# Structuring python code

We have learned the basics of python by now, and have seen how to use various python concepts and powerful libraries from ipython notebooks. This is a perfectly viable way to work, as long as projects are not too complicated. 

Real-life projects however usually turn out to be more complex, with code accumulating over time. In this case structuring your code is vital.

## Python modules

### Collecting commonly used code

Typically, in your project you will develop some core functionality that you will use over and over again - for example some function

    def do_some_fancy_stuff(arguments):
        ...

You then use this function for many purposes. Over time, you will have several notebooks using it, and then you would need to copy the function and all related code to each notebook!

This is not practical, and error prone.

In this case you should put the function and all related code into a python `module`. This means you put the code in some text file with a name ending in ``.py``, let's say
``module.py``. Then you can use this function in any notebook you want by importing the module:

    import module
    
    module.do_some_fancy_stuff(...)
    
Alternatively, you can also write

    from module import do_some_fancy_stuff
    
    do_some_fancy_stuff(...)

but you already saw that syntax in the basic introduction in ``from math import ...``.

### Separation in different namespaces

Another advantage of modules is that it helps you to avoid errors that may arise if too much code gets intermixed. Say you have code like this:

In [6]:
c = 1

def f(x):
    return c * x

The function ``f(x)`` depends on a global variable ``c``. Now say you write a lot of code inbetween, and you define the variable ``c`` for some other purpose overwriting it by accident (you forgot it was even used before). Then you will change the behavior of ``f(x)``! Try that below

In [7]:
f(1)

1

In [8]:
c = 2
f(1)

2

If you separate the code into a module ``module.py`` which reads

    c = 1
    
    def f(x):
        return c * x
        
and you use it as

    import module
    
    module.f(1)
    
    c = 2
    
    module.f(1)

then no problem arises. ``f`` uses the variable ``c`` from the namespace of the module, whereas you used the variable ``c`` from the namespace of your notebook. You could stil change ``c`` in the module, but then you need to write ``module.c = 2`` - which makes it immediately clear what you do.

Namespaces are a powerful concept in python. They also apply for example to functions - if you write

In [10]:
c = 1

def f(x):
    c = 2
    return c * x

In [14]:
c = 1
print(f(1))
c = 3
print(f(1))

2
2


then the variable ``c`` within the definition of ``f(x)`` is used. Note however that in this case you cannot access the variable c as ``f.c`` (try what happens if you do that). 

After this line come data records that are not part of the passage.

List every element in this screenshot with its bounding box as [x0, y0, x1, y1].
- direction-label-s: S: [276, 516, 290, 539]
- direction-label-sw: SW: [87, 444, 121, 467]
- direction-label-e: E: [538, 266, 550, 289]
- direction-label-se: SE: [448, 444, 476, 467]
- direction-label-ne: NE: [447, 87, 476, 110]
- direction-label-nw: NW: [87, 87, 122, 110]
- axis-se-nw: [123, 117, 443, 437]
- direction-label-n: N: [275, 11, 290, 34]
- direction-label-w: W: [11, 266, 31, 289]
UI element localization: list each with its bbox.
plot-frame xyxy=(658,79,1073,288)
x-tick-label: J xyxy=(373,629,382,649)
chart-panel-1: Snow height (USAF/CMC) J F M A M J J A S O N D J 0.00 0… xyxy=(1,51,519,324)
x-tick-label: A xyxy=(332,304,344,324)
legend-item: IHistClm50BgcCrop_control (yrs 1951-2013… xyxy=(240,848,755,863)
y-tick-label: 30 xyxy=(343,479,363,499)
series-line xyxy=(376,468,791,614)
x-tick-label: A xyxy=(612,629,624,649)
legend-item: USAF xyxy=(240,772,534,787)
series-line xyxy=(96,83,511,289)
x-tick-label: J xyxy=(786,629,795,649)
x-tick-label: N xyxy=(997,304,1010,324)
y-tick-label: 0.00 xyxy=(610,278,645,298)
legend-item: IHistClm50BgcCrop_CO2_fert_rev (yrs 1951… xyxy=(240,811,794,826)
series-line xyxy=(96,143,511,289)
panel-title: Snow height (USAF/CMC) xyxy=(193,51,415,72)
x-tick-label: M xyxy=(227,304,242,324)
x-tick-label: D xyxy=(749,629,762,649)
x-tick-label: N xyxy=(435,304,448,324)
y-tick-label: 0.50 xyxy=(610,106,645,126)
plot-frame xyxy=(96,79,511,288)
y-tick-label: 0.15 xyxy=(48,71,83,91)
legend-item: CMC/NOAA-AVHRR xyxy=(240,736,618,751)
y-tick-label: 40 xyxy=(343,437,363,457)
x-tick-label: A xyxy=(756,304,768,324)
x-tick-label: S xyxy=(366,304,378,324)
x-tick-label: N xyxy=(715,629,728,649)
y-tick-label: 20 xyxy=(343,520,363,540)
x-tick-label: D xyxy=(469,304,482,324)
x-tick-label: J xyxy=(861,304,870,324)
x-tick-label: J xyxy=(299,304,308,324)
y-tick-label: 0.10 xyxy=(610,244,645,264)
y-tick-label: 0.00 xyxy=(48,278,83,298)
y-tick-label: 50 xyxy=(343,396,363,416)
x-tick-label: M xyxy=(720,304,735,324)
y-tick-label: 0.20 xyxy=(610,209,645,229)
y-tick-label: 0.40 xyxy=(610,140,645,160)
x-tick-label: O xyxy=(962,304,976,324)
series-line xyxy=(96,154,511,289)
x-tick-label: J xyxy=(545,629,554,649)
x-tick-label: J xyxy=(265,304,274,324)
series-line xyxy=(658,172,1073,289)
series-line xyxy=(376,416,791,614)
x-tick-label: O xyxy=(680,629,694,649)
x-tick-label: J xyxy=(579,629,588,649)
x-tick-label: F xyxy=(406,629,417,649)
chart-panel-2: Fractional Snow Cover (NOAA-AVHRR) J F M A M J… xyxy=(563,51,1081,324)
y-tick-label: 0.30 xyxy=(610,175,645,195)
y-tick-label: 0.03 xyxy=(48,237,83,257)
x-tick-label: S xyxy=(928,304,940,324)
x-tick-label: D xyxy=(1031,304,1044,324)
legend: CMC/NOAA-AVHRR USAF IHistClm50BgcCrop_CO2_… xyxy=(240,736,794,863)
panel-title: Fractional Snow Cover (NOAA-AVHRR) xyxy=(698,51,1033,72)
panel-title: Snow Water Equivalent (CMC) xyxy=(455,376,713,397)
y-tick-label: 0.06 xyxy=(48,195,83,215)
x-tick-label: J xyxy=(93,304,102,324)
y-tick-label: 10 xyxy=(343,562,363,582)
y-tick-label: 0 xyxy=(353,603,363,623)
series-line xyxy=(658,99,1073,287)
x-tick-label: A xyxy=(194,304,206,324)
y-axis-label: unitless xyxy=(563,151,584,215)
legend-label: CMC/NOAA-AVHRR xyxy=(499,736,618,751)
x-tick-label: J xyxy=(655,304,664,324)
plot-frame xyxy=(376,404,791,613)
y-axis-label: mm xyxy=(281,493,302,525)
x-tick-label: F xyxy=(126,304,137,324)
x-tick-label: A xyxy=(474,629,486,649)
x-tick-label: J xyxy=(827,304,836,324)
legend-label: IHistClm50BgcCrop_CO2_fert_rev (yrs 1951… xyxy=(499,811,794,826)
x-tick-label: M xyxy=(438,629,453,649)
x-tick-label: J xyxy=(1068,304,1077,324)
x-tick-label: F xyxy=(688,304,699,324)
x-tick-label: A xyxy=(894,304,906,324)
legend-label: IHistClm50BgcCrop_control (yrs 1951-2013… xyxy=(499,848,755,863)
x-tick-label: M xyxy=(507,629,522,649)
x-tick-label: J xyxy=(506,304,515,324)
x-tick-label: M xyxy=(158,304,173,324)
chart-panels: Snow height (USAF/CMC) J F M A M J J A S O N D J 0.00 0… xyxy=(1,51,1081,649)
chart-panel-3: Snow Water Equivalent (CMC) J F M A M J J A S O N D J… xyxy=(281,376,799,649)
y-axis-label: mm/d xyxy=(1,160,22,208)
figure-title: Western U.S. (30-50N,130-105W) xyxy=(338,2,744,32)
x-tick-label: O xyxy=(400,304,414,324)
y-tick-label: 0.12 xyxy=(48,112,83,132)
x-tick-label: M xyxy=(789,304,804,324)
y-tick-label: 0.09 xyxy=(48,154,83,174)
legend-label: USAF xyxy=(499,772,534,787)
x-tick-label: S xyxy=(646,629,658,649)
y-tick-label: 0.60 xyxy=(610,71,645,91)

This was a simple example of nested namespaces. If you want to know more, then google it!

## Docstrings

If your code becomes more and more complex, you need to add documentation. A convenient way in python is to add documentation directly to the function by wrting a string directly after the function definition:

In [25]:
def f(x, y):
    """This is a function that does bla bla ...
    
    Parameters
    ----------
    x : value for bla bla
    y : value for bla bla
    
    Returns
    -------
    z : some value that depends on x and y
    """
    pass

You can then access the documentation from the ipython notebook simply by writing

- ``f`` and hitting `SHIFT + TAB` to show the first part of the docstring
- ``f?`` or ``help(f)`` to get the full docstring

You can also add a docstring to the top of a module file.

## Testing

Especially if code becomes more and more complex, a increadibly useful tool are unittests. 

It is very easy and common for everybody, even the most experienced programmer, to introduce bugs in your code while working on it. Often those bugs may not affect what you are doing now, but break some stuff you did before! On many occasions you can catch these problems by writing tests alongside your code.

(In principle, there are several frameworks for keeping track of tests in python - we are using ``nose``, which is the most common and comfortable one)

What you have to do is simple: When you wrote some code in a module, add another python file that starts with ``test_``, and add a function to it that starts with ``test_`` (that's easy to remember, right;). For example, in the module ``module.py`` you might have:

    def add_together(x, y):
        return x + y

In ``test_module.py`` you would write:

    import module
    
    def test_add_together():
        assert add_together(1, 2) == 3
        assert add_together("abc", "def") == "abcdef"
        
We introduced a new statement, ``assert``. Let's check here in the notebook, what it does:

In [27]:
assert 1 == 1

Nothing happens in this case. But now let's see what happens if we assert a statement that is not true:

In [28]:
assert 1 < 1

AssertionError: 

In this case, an ``AssertionError`` is raised.

The key is to introduce test functions that raise an ``AssertionError`` if something goes wrong. Usually, you do this using ``assert`` statements, but you can also make more
complicated tests with ``if``'s etc., and raising the error manually:

    raise AssertionError("some error message")
    
So now you have a python file with lots of tests. You can run them all automatically by calling from the commandline 

    nosetests
    
within the folder containing the modules and tests. It will run all the tests you ever wrote, and show you all failures!

To make these tests useful, you would want to run them as often as possible. When you design them, try to use them on as small problems as possible, so that they run *fast*. In this way, you will often run them, and catch many errors.